New Delhi: Automobile dealers are set to clock their fastest revenue growth in three fiscals with sales accelerating 20%-25% year-on-year in FY23 mainly owing to the 12%-14% volume growth and to the five supporting factors that are referred to as the firing of five cylinders. They are the increasing preference for personal mobility, higher economic activity, easing supply-side constraints, shift in product mix towards higher priced vehicles, and price hikes of 5-7%. Improved credit risk profiles because of the stabilising profitability and stronger balance sheets also augur well for them, according to a recent study by CRISIL Ratings.
Higher vehicle sales and greater contribution of the more profitable ancillary revenue (service, spare parts and insurance) to 10%-12% of total income in fiscal 2023 from 8%-9% last fiscal will help stabilise operating margin at 3%-5%. (4% in fiscal 2022).
This could lead to healthier credit risk profiles, the study of 113 automobile dealers rated by CRISIL Ratings shows.
Retail auto registrations, which plunged in fiscal 2021 and revived partially in fiscal 2022, continued to recover in the first five months (April-August) of this fiscal with recovery in retail demand and easing of semiconductor shortages.
Recovery not to be uniform
Recovery in revenue, however, will not be uniform across dealership segments.
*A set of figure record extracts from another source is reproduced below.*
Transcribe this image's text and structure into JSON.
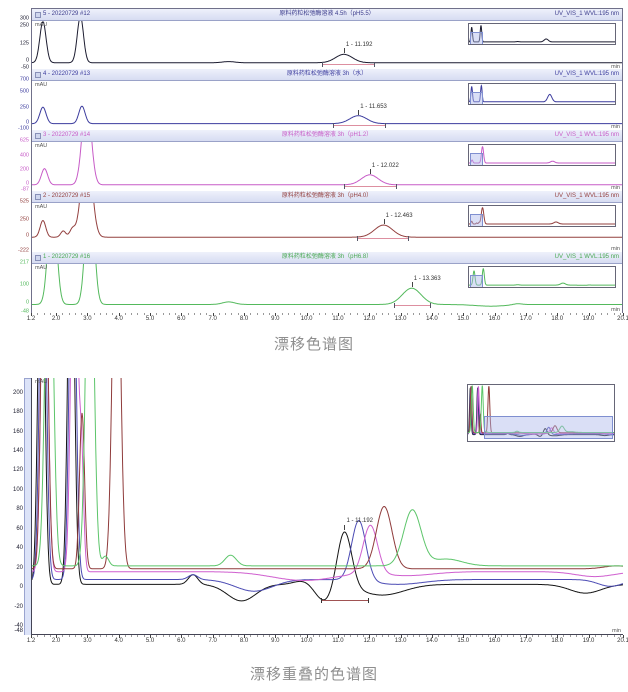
{
  "captions": {
    "top": "漂移色谱图",
    "bottom": "漂移重叠的色谱图"
  },
  "axis": {
    "xlim": [
      1.2,
      20.1
    ],
    "x_ticks": [
      1.2,
      2,
      3,
      4,
      5,
      6,
      7,
      8,
      9,
      10,
      11,
      12,
      13,
      14,
      15,
      16,
      17,
      18,
      19,
      20.1
    ],
    "x_tick_labels": [
      "1.2",
      "2.0",
      "3.0",
      "4.0",
      "5.0",
      "6.0",
      "7.0",
      "8.0",
      "9.0",
      "10.0",
      "11.0",
      "12.0",
      "13.0",
      "14.0",
      "15.0",
      "16.0",
      "17.0",
      "18.0",
      "19.0",
      "20.1"
    ],
    "x_unit": "min",
    "y_unit": "mAU"
  },
  "chart_data": {
    "type": "line",
    "title": "漂移色谱图 / 漂移重叠的色谱图",
    "panels": [
      {
        "run_label": "5 - 20220729 #12",
        "title": "原料药粒松弛酶溶液 4.5h（pH5.5）",
        "detector": "UV_VIS_1 WVL:195 nm",
        "color": "#1c1c30",
        "header_color": "#3c3c8c",
        "ylim": [
          -50,
          300
        ],
        "y_ticks": [
          300,
          250,
          125,
          0,
          -50
        ],
        "baseline": 2,
        "peaks": [
          [
            1.55,
            293,
            0.1
          ],
          [
            2.75,
            330,
            0.1
          ],
          [
            7.5,
            8,
            0.2
          ],
          [
            11.192,
            60,
            0.27
          ]
        ],
        "main_peak": {
          "t": 11.192,
          "label": "1 - 11.192"
        },
        "integration": [
          10.5,
          12.15
        ]
      },
      {
        "run_label": "4 - 20220729 #13",
        "title": "原料药粒松弛酶溶液 3h（水）",
        "detector": "UV_VIS_1 WVL:195 nm",
        "color": "#3c3c9e",
        "header_color": "#3c3c9e",
        "ylim": [
          -100,
          700
        ],
        "y_ticks": [
          700,
          500,
          250,
          0,
          -100
        ],
        "baseline": 4,
        "peaks": [
          [
            1.55,
            268,
            0.1
          ],
          [
            2.8,
            285,
            0.1
          ],
          [
            11.653,
            130,
            0.27
          ]
        ],
        "main_peak": {
          "t": 11.653,
          "label": "1 - 11.653"
        },
        "integration": [
          10.85,
          12.5
        ]
      },
      {
        "run_label": "3 - 20220729 #14",
        "title": "原料药粒松弛酶溶液 3h（pH1.2）",
        "detector": "UV_VIS_1 WVL:195 nm",
        "color": "#c75bc7",
        "header_color": "#c75bc7",
        "ylim": [
          -87,
          625
        ],
        "y_ticks": [
          625,
          400,
          200,
          0,
          -87
        ],
        "baseline": 3,
        "peaks": [
          [
            1.6,
            235,
            0.1
          ],
          [
            2.95,
            1300,
            0.14
          ],
          [
            12.022,
            145,
            0.27
          ]
        ],
        "main_peak": {
          "t": 12.022,
          "label": "1 - 12.022"
        },
        "integration": [
          11.2,
          12.85
        ]
      },
      {
        "run_label": "2 - 20220729 #15",
        "title": "原料药粒松弛酶溶液 3h（pH4.0）",
        "detector": "UV_VIS_1 WVL:195 nm",
        "color": "#93403f",
        "header_color": "#93403f",
        "ylim": [
          -222,
          525
        ],
        "y_ticks": [
          525,
          250,
          0,
          -222
        ],
        "baseline": 4,
        "peaks": [
          [
            1.55,
            255,
            0.09
          ],
          [
            2.2,
            95,
            0.08
          ],
          [
            2.5,
            125,
            0.09
          ],
          [
            2.95,
            1500,
            0.16
          ],
          [
            12.463,
            185,
            0.29
          ]
        ],
        "main_peak": {
          "t": 12.463,
          "label": "1 - 12.463"
        },
        "integration": [
          11.6,
          13.25
        ]
      },
      {
        "run_label": "1 - 20220729 #16",
        "title": "原料药粒松弛酶溶液 3h（pH6.8）",
        "detector": "UV_VIS_1 WVL:195 nm",
        "color": "#53b95c",
        "header_color": "#47a851",
        "ylim": [
          -48,
          217
        ],
        "y_ticks": [
          217,
          100,
          0,
          -48
        ],
        "baseline": -2,
        "peaks": [
          [
            1.85,
            620,
            0.13
          ],
          [
            3.05,
            720,
            0.13
          ],
          [
            7.5,
            14,
            0.2
          ],
          [
            13.363,
            88,
            0.3
          ],
          [
            15.9,
            -9,
            0.5
          ],
          [
            16.75,
            6,
            0.15
          ]
        ],
        "main_peak": {
          "t": 13.363,
          "label": "1 - 13.363"
        },
        "integration": [
          12.8,
          13.95
        ]
      }
    ],
    "overlay": {
      "ylim": [
        -48,
        215
      ],
      "y_ticks": [
        200,
        180,
        160,
        140,
        120,
        100,
        80,
        60,
        40,
        20,
        0,
        -20,
        -40,
        -48
      ],
      "annotation": {
        "t": 11.192,
        "label": "1 - 11.192"
      },
      "integration": [
        10.45,
        11.95
      ],
      "integration_v": -13,
      "series": [
        {
          "name": "5 - 20220729 #12",
          "color": "#141414",
          "baseline": 3,
          "peaks": [
            [
              1.5,
              420,
              0.1
            ],
            [
              2.45,
              420,
              0.1
            ],
            [
              6.35,
              10,
              0.15
            ],
            [
              7.9,
              -17,
              0.45
            ],
            [
              9.9,
              4,
              0.3
            ],
            [
              10.55,
              -17,
              0.3
            ],
            [
              11.192,
              58,
              0.23
            ],
            [
              12.4,
              -11,
              0.7
            ],
            [
              18.9,
              -9,
              0.5
            ]
          ]
        },
        {
          "name": "4 - 20220729 #13",
          "color": "#4b4bb4",
          "baseline": 8,
          "peaks": [
            [
              1.55,
              420,
              0.1
            ],
            [
              2.5,
              420,
              0.1
            ],
            [
              6.35,
              5,
              0.15
            ],
            [
              8.3,
              -12,
              0.6
            ],
            [
              11.653,
              62,
              0.23
            ],
            [
              12.9,
              -5,
              0.8
            ],
            [
              19.7,
              -7,
              0.4
            ]
          ]
        },
        {
          "name": "3 - 20220729 #14",
          "color": "#cf5fcf",
          "baseline": 16,
          "peaks": [
            [
              1.6,
              420,
              0.1
            ],
            [
              2.55,
              420,
              0.1
            ],
            [
              2.78,
              120,
              0.07
            ],
            [
              9.9,
              -9,
              1.0
            ],
            [
              12.022,
              50,
              0.23
            ],
            [
              13.2,
              -4,
              0.8
            ],
            [
              19.2,
              -5,
              0.6
            ]
          ]
        },
        {
          "name": "2 - 20220729 #15",
          "color": "#8f3b3b",
          "baseline": 19,
          "peaks": [
            [
              1.6,
              420,
              0.1
            ],
            [
              2.8,
              160,
              0.08
            ],
            [
              3.9,
              420,
              0.12
            ],
            [
              12.463,
              64,
              0.25
            ],
            [
              19.9,
              3,
              0.4
            ]
          ]
        },
        {
          "name": "1 - 20220729 #16",
          "color": "#5cc56a",
          "baseline": 22,
          "peaks": [
            [
              1.75,
              420,
              0.12
            ],
            [
              3.05,
              420,
              0.12
            ],
            [
              3.55,
              10,
              0.1
            ],
            [
              7.55,
              11,
              0.18
            ],
            [
              13.363,
              57,
              0.28
            ],
            [
              14.45,
              7,
              0.5
            ]
          ]
        }
      ]
    }
  }
}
While passenger vehicle (PV) dealers will continue to show robust recovery, commercial vehicle (CV) and two-wheeler (2W) dealers will grow on a lower base due to subdued sales over the last 2-3 fiscals, the study reveals.
Gautam Shahi, Director, CRISIL Ratings, said, “With strong recovery in sales, the operating profitability of PV and CV dealers will climb back to pre-pandemic levels of 4%-5%, while the margins of 2W dealers will rise gradually to 3%-4% this fiscal (against 4% pre-pandemic).”
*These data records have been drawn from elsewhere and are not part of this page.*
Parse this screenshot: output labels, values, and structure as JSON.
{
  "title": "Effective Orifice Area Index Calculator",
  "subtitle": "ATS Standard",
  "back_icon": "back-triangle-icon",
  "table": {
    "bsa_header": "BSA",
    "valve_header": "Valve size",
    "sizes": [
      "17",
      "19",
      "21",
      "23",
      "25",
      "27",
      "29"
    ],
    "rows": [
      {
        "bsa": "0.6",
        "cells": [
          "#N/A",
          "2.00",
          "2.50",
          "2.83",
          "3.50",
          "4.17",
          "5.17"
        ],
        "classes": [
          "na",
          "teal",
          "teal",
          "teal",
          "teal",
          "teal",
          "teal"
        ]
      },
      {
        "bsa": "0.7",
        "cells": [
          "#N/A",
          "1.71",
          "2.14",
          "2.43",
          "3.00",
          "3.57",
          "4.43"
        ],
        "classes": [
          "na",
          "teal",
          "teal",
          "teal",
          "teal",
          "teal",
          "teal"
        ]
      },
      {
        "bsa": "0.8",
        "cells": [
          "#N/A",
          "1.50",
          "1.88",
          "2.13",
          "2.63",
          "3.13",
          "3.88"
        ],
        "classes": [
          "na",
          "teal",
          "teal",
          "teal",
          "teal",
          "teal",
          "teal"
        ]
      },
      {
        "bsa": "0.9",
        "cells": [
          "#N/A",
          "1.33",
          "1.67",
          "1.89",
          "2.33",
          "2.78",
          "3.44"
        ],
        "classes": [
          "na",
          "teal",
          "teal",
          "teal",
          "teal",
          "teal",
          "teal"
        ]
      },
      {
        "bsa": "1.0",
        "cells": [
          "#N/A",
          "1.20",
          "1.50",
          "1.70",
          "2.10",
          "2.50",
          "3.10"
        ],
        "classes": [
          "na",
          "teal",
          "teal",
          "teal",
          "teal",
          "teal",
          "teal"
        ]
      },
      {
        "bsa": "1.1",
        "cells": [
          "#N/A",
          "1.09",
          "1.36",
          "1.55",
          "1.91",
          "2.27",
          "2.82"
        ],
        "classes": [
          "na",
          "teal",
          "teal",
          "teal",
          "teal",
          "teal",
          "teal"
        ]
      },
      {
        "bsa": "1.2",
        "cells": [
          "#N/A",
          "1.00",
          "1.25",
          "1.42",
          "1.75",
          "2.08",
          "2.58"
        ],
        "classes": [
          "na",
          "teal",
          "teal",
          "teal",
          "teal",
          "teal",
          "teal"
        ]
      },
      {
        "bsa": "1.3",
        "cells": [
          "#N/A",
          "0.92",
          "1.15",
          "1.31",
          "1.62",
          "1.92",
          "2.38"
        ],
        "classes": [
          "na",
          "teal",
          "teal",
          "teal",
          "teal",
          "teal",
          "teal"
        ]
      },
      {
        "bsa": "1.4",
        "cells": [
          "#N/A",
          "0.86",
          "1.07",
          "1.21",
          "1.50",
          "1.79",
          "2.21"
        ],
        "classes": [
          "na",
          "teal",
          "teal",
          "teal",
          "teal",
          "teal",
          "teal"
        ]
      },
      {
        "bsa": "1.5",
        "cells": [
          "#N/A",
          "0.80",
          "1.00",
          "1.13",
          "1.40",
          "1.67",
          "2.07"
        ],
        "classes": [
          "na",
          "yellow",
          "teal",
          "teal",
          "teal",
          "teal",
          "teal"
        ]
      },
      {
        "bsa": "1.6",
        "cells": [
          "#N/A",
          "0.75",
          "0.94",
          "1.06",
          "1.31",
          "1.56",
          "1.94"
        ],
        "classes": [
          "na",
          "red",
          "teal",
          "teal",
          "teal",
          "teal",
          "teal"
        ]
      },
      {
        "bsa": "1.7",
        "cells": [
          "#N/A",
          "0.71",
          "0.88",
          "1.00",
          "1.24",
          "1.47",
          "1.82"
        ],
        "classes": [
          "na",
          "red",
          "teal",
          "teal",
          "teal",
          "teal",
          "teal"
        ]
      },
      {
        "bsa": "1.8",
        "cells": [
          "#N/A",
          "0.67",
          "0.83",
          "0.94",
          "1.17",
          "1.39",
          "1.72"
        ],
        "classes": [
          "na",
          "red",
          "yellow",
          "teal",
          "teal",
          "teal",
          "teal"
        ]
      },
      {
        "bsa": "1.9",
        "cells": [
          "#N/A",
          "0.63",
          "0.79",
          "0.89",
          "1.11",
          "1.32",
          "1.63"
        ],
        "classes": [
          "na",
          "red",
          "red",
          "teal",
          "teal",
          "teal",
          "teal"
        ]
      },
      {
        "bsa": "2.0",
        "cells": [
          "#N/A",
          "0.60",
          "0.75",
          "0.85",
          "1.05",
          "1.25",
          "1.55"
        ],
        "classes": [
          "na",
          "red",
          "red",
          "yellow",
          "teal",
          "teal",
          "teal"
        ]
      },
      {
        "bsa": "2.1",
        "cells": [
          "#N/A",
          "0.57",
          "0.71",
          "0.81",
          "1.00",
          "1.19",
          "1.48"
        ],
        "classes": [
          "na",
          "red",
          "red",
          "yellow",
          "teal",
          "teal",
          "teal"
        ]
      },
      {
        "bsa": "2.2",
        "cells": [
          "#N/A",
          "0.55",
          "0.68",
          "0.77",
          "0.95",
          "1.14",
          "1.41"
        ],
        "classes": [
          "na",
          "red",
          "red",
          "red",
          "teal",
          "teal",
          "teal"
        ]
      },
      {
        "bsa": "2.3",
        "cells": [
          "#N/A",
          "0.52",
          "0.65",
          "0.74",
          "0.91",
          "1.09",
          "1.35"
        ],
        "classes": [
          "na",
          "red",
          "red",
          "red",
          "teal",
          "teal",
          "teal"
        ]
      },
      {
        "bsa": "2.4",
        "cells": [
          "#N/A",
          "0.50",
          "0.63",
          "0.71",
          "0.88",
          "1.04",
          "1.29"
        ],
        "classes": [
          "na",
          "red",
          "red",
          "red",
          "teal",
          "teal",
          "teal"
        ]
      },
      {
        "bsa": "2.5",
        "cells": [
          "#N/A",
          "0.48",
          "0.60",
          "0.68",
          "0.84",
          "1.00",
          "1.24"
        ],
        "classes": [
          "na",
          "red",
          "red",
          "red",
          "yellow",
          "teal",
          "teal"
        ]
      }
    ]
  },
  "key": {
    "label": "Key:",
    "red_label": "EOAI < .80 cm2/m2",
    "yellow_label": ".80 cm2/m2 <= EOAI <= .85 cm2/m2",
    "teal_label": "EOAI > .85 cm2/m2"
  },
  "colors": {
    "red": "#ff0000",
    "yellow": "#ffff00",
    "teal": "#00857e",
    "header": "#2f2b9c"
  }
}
PV dealers will see strong volume growth of 17%-19% in the current fiscal in line with improved OEM growth outlook and increasing average realisation per vehicle due to higher proportion of higher priced utility vehicle sales, leading to overall revenue growth of 24%-26%.
For the CV dealers, volume growth will be 20%-22%, on the back of revival in economic activity, higher replacement demand, and the government’s infrastructure push. Price hikes of 4%-5%, following higher input costs, will push overall revenue growth in the CV segment to 25-27%.
Though reopening of educational institutes and offices have been tailwinds for 2W sales growth this fiscal, slower recovery in rural demand, price hikes and competition from electric two-wheelers will continue to constrain volume growth to 9%-11%, leading to a modest revenue growth of 15%-18% on a low base of fiscal 2022.
Sushant Sarode, Associate Director, CRISIL Ratings, said, “Better revenue and profitability growth should increase cash accrual of auto dealers in fiscal 2023 which, along with expected reduction in inventory following higher demand, will help auto dealers reduce working capital costs. Higher cash flows, lower inventory cost and strengthening balance sheets will improve debt metrics of auto dealers this fiscal.”
While interest coverage ratio is likely to increase to 3.0-3.5 times in fiscal 2023 from 2.6 times in fiscal 2022, gearing is expected to improve to 1.0-1.1 times as on March 31, 2023, from 1.3 times in the previous fiscal. Credit ratio which improved to 5.25 in fiscal 2022 after falling to 0.44 in fiscal 2021, indicating strong recovery, is to remain healthy.
However, volume, monsoon trend and inventory of dealers remain key monitorables, the study concludes.